Higher Ed

How low can it go?

…though the people who have performed these studies come at the question from different directions with differing social and political attitudes and with differing methodologies, there is very little difference in their conclusions. They all find that recent graduates seem to have been very poorly educated. One study after another has found that they write badly, can’t reason, can’t read any reasonably complex material, have alarming gaps in their knowledge of the history and institutions of the society in which they live, and are in general poorly prepared for the workplace.

The most interesting—and devastating—of these studies is that by Richard Arum and Josipa Roksa, whose book documenting their study, Academically Adrift: Limited Learning on College Campuses, appeared in 2011. Arum and Roksa found that higher education in America today “is characterized by limited or no learning for a large proportion of students.” More specifically, “An astounding proportion of students are progressing through higher education today without measurable gains in general skills as assessed by the CLA [Collegiate Learning Assessment].” The authors also find “at least some evidence that college students improved their critical thinking skills much more in the past than they do today.”

Looking at a sample of more than 2,300 students, Arum and Roksa observed “no statistically significant gains in critical thinking, complex reasoning, and writing skills for at least 45 percent of the students” tracked in their study. What is interesting here is that the two researchers seem somewhat puzzled by these results. Nonetheless, they see clearly enough that the blame must rest with the faculty—that students didn’t just get dumber for no reason. Arum and Roksa think the problem must be that professors don’t demand enough of students. In one sense they are right (though not in the way they probably intend), but they seem unwilling to ask why this change has happened. It can’t be that faculty suddenly became lazy.
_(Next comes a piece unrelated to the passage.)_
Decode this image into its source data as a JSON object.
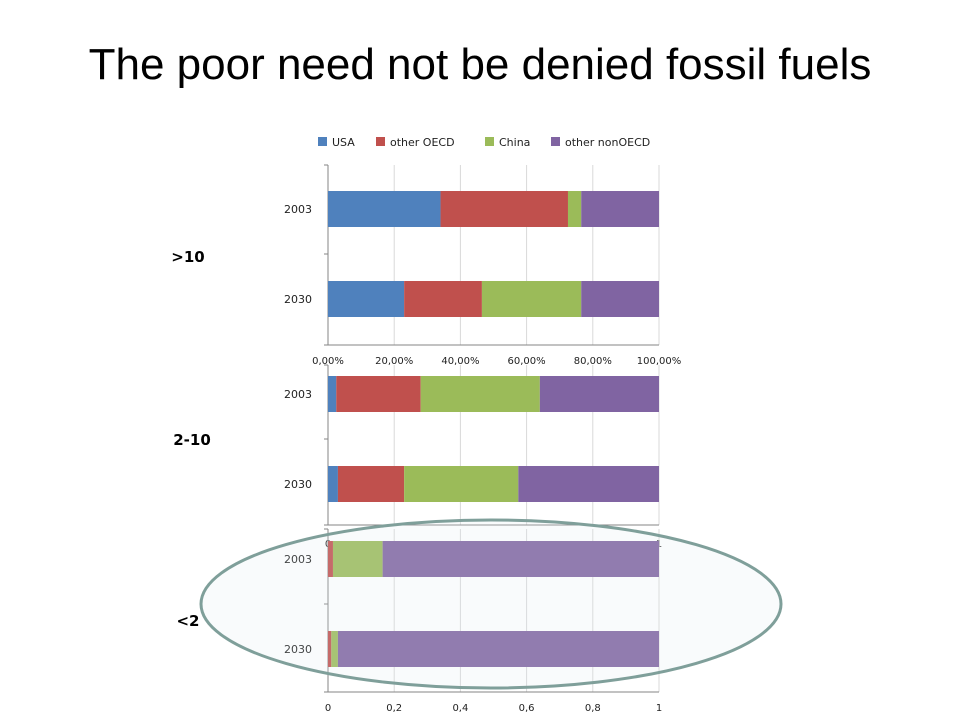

Like the public-education system, this is a self-imposed and costly national disaster. Most of these people aren’t educated; they’re merely credentialed, and the credentials are in many cases worthless.

[Late-morning update]

Here’s an example of the problem.

[Update a couple minutes later]

No, U of California, you cannot ban the phrase “Chinese Virus.”

8 thoughts on “Higher Ed”

    1. When I was in college – it was less broken then – every time the state would look to cut college funding, the university would put together elaborate media pieces detailing the 120hr work week that every hard working professor had to put in just to stay afloat in the tough academic world. Plus a little flag waving about staying competitive with countries like Japan and Germany.

      1. Yes. I went to university when it was less broken, and I remember a discussion with my tutor about how he really only dealt with students because he had to, and would much rather just get on with his research. I suspect many felt that way but he was the only one who was willing to admit it.

        “Arum and Roksa think the problem must be that professors don’t demand enough of students.”

        But I’m not sure I agree with that. I suspect a bigger problem is the massive expansion of the number of people going to university to the point where many of them aren’t really capable of much in the way of critical thinking and complex reasoning.

        When you send 50% of kids to university, you end up with a large number of kids who are simply incapable of doing the work. At least in any rigorous degree course, rather than Lesbian Dance Studies.

  1. I suggest we follow the Japanese example. Competitive testing upon high school graduation to determine college eligibility and placement. Tests would include critical thinking and math skills. Also, cancel federal funding for the social “sciences” and humanities. Especially sex and gender studies. The funding saved should be sent to schools teaching practical studies like plumbing, electrical contracting etc.

    1. Here’s a comprehensive test to weed out poor students. “This is the price of the program you are wanting to sign up for. Will that be cash, check, or money order?” Then let the colleges compete to get the prices low enough to attract students when Uncle Sugar isn’t cratering the playing field.

      Part two. Let businesses test job candidates without legal risk.

  2. I prefer the term “Chinese Bat Cooties”.

    Competitive testing upon high school graduation to determine college eligibility and placement.

    Wasn’t that was the SAT was for 45 years ago when I took it? It got “woke” and dumbed down along with everything else in the Education-Industrial Complex.

    1. These ‘calling it Chinese Flu is RACIST!’ losers are really going to freak out when they discover there’s increasing historical evidence that the ‘Spanish Flu’ actually originated in China.

      In fact, it’s hard to think of a major international pandemic which didn’t come from China.